For millennia it has been accepted that the mission of the warrior, to be a manager of violence in defense of the nation, demands higher standards of discipline, conduct, and morality. Have our elected officials of the 21st century discovered something that eluded leaders of civilized societies for millennia?

Some attempt to argue that prohibiting gays in the military is discrimination, essentially equating gay rights with other civil rights. This has always been a baseless argument. We Catholics recognize that it is wrong to discriminate against people because of a physical trait that they are born into (e.g. people of color, women, some of the disabled) because people by and large cannot choose their physical traits. How people behave is quite a different matter. Acting out on a same-sex attraction is an act of a person’s free will and a chosen behavior. Government has no more business endorsing and protecting the gay lifestyle anymore than it has endorsing any other destructive behavior.

It is the role of God, and through His instrument the Church, to define morality. Government has no business attempting to define morality. Government is not God.

By the action of repealing DADT, the Congress of the United States and the President will be presuming the rightful role of the Church by defining what is and is not moral behavior. Like another immoral behavior that our government (in this example the judicial branch) has presumed moral, will our elected officials try to promote that homosexual behavior should also be “safe, legal and rare?”

Looming Problems – Why this Matters to Catholics

More pragmatically and rather problematically, the repeal concerns the role of military chaplains. What is to become of Catholic chaplains, who minister to servicemen and -women everyday, as well as preach each Sunday on the evils of immoral behavior, including the intrinsic evil that is homosexual behavior? Military chaplains have been imbedded with US forces since the American Revolution. Task forces of Navy ships have chaplains embarked. Each of the service academies have several chaplains assigned to them. Every military facility of appropriate size has a base or post chapel.
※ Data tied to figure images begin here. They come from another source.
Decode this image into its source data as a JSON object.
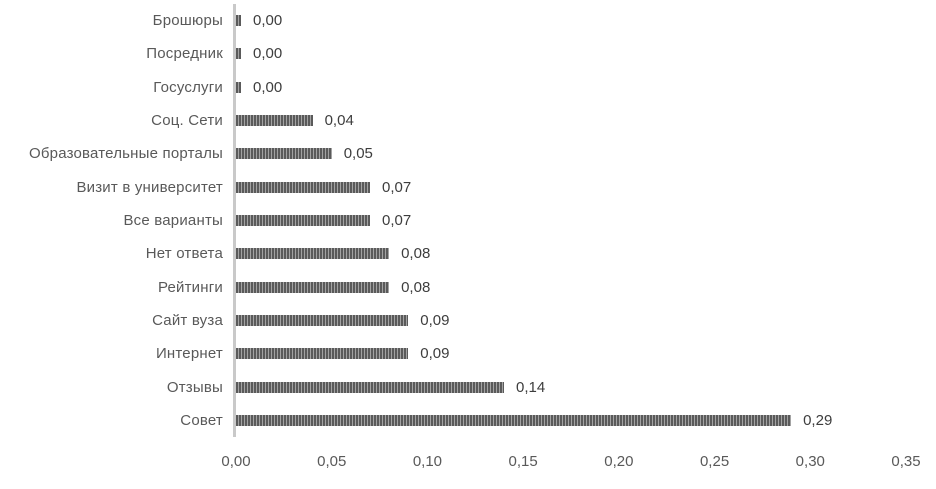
{
  "chart_data": {
    "type": "bar",
    "orientation": "horizontal",
    "title": "",
    "xlabel": "",
    "ylabel": "",
    "grid": false,
    "legend": "none",
    "categories": [
      "Брошюры",
      "Посредник",
      "Госуслуги",
      "Соц. Сети",
      "Образовательные порталы",
      "Визит в университет",
      "Все варианты",
      "Нет ответа",
      "Рейтинги",
      "Сайт вуза",
      "Интернет",
      "Отзывы",
      "Совет"
    ],
    "values": [
      0.0,
      0.0,
      0.0,
      0.04,
      0.05,
      0.07,
      0.07,
      0.08,
      0.08,
      0.09,
      0.09,
      0.14,
      0.29
    ],
    "value_labels": [
      "0,00",
      "0,00",
      "0,00",
      "0,04",
      "0,05",
      "0,07",
      "0,07",
      "0,08",
      "0,08",
      "0,09",
      "0,09",
      "0,14",
      "0,29"
    ],
    "xlim": [
      0,
      0.35
    ],
    "x_tick_values": [
      0.0,
      0.05,
      0.1,
      0.15,
      0.2,
      0.25,
      0.3,
      0.35
    ],
    "x_tick_labels": [
      "0,00",
      "0,05",
      "0,10",
      "0,15",
      "0,20",
      "0,25",
      "0,30",
      "0,35"
    ],
    "colors": {
      "bar_stripe_dark": "#5a5a5a",
      "bar_stripe_light": "#a3a3a3",
      "axis_line": "#c9c9c9",
      "category_label": "#595959",
      "value_label": "#3d3d3d",
      "tick_label": "#595959",
      "background": "#ffffff"
    }
  }
}
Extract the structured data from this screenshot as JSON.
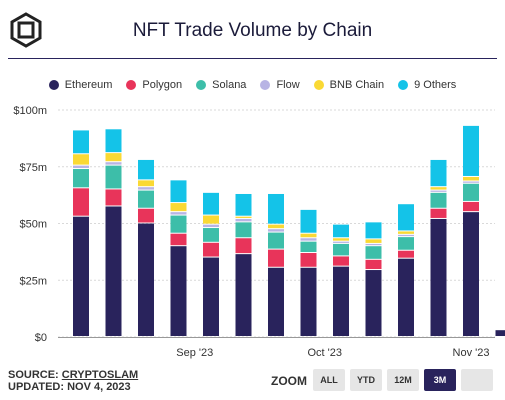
{
  "header": {
    "title": "NFT Trade Volume by Chain"
  },
  "footer": {
    "source_prefix": "SOURCE: ",
    "source_name": "CRYPTOSLAM",
    "updated": "UPDATED: NOV 4, 2023"
  },
  "zoom": {
    "label": "ZOOM",
    "buttons": [
      "ALL",
      "YTD",
      "12M",
      "3M",
      ""
    ],
    "active": "3M"
  },
  "chart_data": {
    "type": "bar",
    "stacked": true,
    "title": "NFT Trade Volume by Chain",
    "xlabel": "",
    "ylabel": "",
    "ylim": [
      0,
      100
    ],
    "y_unit": "$M",
    "y_ticks": [
      "$0",
      "$25m",
      "$50m",
      "$75m",
      "$100m"
    ],
    "x_tick_labels": [
      "Sep '23",
      "Oct '23",
      "Nov '23"
    ],
    "grid": true,
    "legend_position": "top",
    "n_bars": 14,
    "series": [
      {
        "name": "Ethereum",
        "color": "#29235c",
        "values": [
          53,
          57.5,
          50,
          40,
          35,
          36.5,
          30.5,
          30.5,
          31,
          29.5,
          34.5,
          52,
          55,
          3
        ]
      },
      {
        "name": "Polygon",
        "color": "#e8345a",
        "values": [
          12.5,
          7.5,
          6.5,
          5.5,
          6.5,
          7,
          8,
          6.5,
          4.5,
          4.5,
          3.5,
          4.5,
          4.5,
          0
        ]
      },
      {
        "name": "Solana",
        "color": "#3dbea9",
        "values": [
          8.5,
          10.5,
          8,
          8,
          6.5,
          7,
          7.5,
          5,
          5.5,
          6,
          6,
          7,
          8,
          0
        ]
      },
      {
        "name": "Flow",
        "color": "#b8b4e4",
        "values": [
          1.5,
          1.5,
          1.5,
          1.5,
          1.5,
          1.5,
          1.5,
          1.5,
          1,
          1,
          1,
          1,
          1,
          0
        ]
      },
      {
        "name": "BNB Chain",
        "color": "#fad934",
        "values": [
          5,
          4,
          3,
          4,
          4,
          1,
          2,
          2,
          1.5,
          2,
          1.5,
          1.5,
          2,
          0
        ]
      },
      {
        "name": "9 Others",
        "color": "#14c3e8",
        "values": [
          10.5,
          10.5,
          9,
          10,
          10,
          10,
          13.5,
          10.5,
          6,
          7.5,
          12,
          12,
          22.5,
          0
        ]
      }
    ]
  }
}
With the repeal of DADT, will the government now assert control of the content of homilies and sermons to prevent references to homosexuality?
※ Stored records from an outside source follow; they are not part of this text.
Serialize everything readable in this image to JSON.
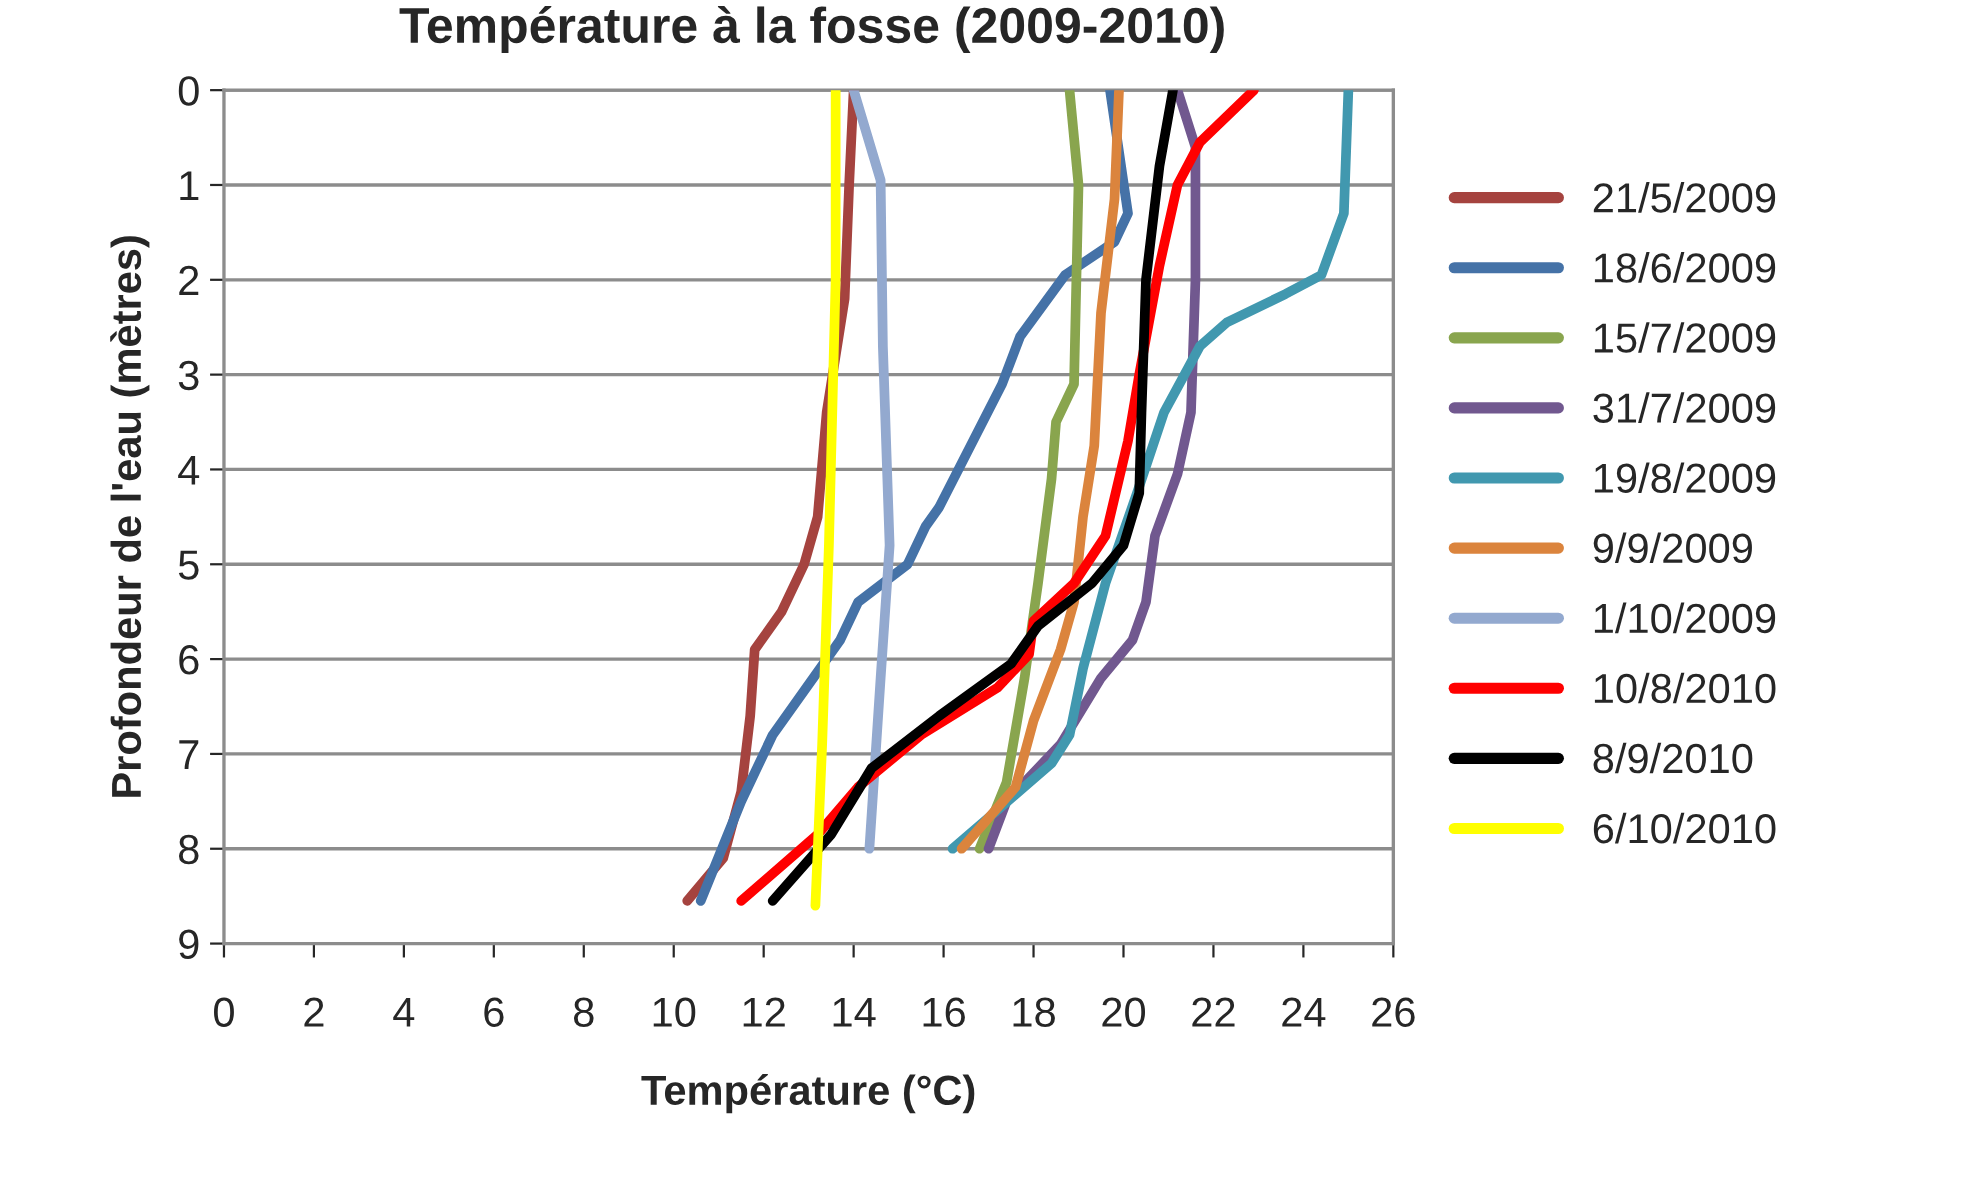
{
  "chart_data": {
    "type": "line",
    "title": "Température à la fosse (2009-2010)",
    "xlabel": "Température (°C)",
    "ylabel": "Profondeur de l'eau (mètres)",
    "xlim": [
      0,
      26
    ],
    "xticks": [
      0,
      2,
      4,
      6,
      8,
      10,
      12,
      14,
      16,
      18,
      20,
      22,
      24,
      26
    ],
    "ylim": [
      9,
      0
    ],
    "yticks": [
      0,
      1,
      2,
      3,
      4,
      5,
      6,
      7,
      8,
      9
    ],
    "grid": "y",
    "legend": "right",
    "marker": "none",
    "line_style": "solid",
    "series": [
      {
        "name": "21/5/2009",
        "color": "#a5433f",
        "x": [
          14.0,
          13.9,
          13.8,
          13.4,
          13.2,
          12.9,
          12.4,
          11.8,
          11.7,
          11.5,
          11.1,
          10.3
        ],
        "values": [
          0,
          1,
          2.2,
          3.4,
          4.5,
          5,
          5.5,
          5.9,
          6.6,
          7.4,
          8.1,
          8.55
        ]
      },
      {
        "name": "18/6/2009",
        "color": "#4572a7",
        "x": [
          19.7,
          20.1,
          19.8,
          18.7,
          17.7,
          17.3,
          15.9,
          15.6,
          15.2,
          14.1,
          13.7,
          13.1,
          12.2,
          11.5,
          10.6
        ],
        "values": [
          0,
          1.3,
          1.6,
          1.95,
          2.6,
          3.1,
          4.4,
          4.6,
          5,
          5.4,
          5.8,
          6.2,
          6.8,
          7.5,
          8.55
        ]
      },
      {
        "name": "15/7/2009",
        "color": "#89a54e",
        "x": [
          18.8,
          19.0,
          18.9,
          18.5,
          18.4,
          18.1,
          17.8,
          17.4,
          16.8
        ],
        "values": [
          0,
          1,
          3.1,
          3.5,
          4.1,
          5.2,
          6.2,
          7.3,
          8
        ]
      },
      {
        "name": "31/7/2009",
        "color": "#71588f",
        "x": [
          21.2,
          21.6,
          21.6,
          21.5,
          21.2,
          20.7,
          20.5,
          20.2,
          19.5,
          18.6,
          17.4,
          17.0
        ],
        "values": [
          0,
          0.6,
          2,
          3.4,
          4.05,
          4.7,
          5.4,
          5.8,
          6.2,
          6.9,
          7.5,
          8
        ]
      },
      {
        "name": "19/8/2009",
        "color": "#4198af",
        "x": [
          25.0,
          24.9,
          24.4,
          23.6,
          22.3,
          21.7,
          20.9,
          20.3,
          19.6,
          19.1,
          18.8,
          18.4,
          16.2
        ],
        "values": [
          0,
          1.3,
          1.95,
          2.15,
          2.45,
          2.7,
          3.4,
          4.25,
          5.2,
          6.1,
          6.8,
          7.1,
          8
        ]
      },
      {
        "name": "9/9/2009",
        "color": "#db843d",
        "x": [
          19.9,
          19.8,
          19.5,
          19.35,
          19.1,
          18.9,
          18.6,
          18.0,
          17.6,
          16.4
        ],
        "values": [
          0,
          1.15,
          2.35,
          3.75,
          4.5,
          5.4,
          5.9,
          6.65,
          7.35,
          8
        ]
      },
      {
        "name": "1/10/2009",
        "color": "#93a9cf",
        "x": [
          14.0,
          14.6,
          14.65,
          14.8,
          14.6,
          14.35
        ],
        "values": [
          0,
          0.95,
          2.7,
          4.8,
          6.2,
          8
        ]
      },
      {
        "name": "10/8/2010",
        "color": "#ff0000",
        "x": [
          22.9,
          21.7,
          21.2,
          20.8,
          20.35,
          20.1,
          19.9,
          19.6,
          18.9,
          18.0,
          17.9,
          17.2,
          15.5,
          14.1,
          13.2,
          11.5
        ],
        "values": [
          0,
          0.55,
          1,
          1.85,
          3,
          3.7,
          4.1,
          4.7,
          5.2,
          5.6,
          5.95,
          6.3,
          6.8,
          7.35,
          7.85,
          8.55
        ]
      },
      {
        "name": "8/9/2010",
        "color": "#000000",
        "x": [
          21.1,
          20.8,
          20.5,
          20.4,
          20.35,
          20.0,
          19.3,
          18.1,
          17.5,
          15.9,
          14.4,
          13.5,
          12.2
        ],
        "values": [
          0,
          0.8,
          2,
          3.4,
          4.25,
          4.8,
          5.2,
          5.65,
          6.05,
          6.6,
          7.15,
          7.85,
          8.55
        ]
      },
      {
        "name": "6/10/2010",
        "color": "#ffff00",
        "x": [
          13.6,
          13.6,
          13.45,
          13.3,
          13.15
        ],
        "values": [
          0,
          2,
          4.8,
          6.9,
          8.6
        ]
      }
    ]
  }
}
What about service members who heed the Gospel call to bring the message of Christ to the world? Will military service be incompatible for Christians and Jews who believe and witness that homosexual behavior is evil and sinful? Will such Christians and Jews be disciplined and separated from the service? Or, more likely, will DADT transform into “We won’t ask you if you are a faithful Christian and you better not tell us you are a faithful Christian?”

Will military service become incompatible with being a faithful Catholic?

Love of God and love of country, expressed by tens of millions of Americans who have chosen to serve our country in the US military, has been a defining element of the United States.

To believe as we have been led to believe that repeal of DADT will not affect good order and discipline is sheer lunacy.  Ideas matter. Beliefs matter. Our nation was founded upon—and millions of people have sacrificed their lives for—ideas and beliefs.

If government is willing to endorse one type of immoral behavior, where will they stop? It seems clear that legally binding same-sex marriages cannot be far away. If government has established itself as the arbiter of such behavior, then we Catholic Christians should be rightly scared.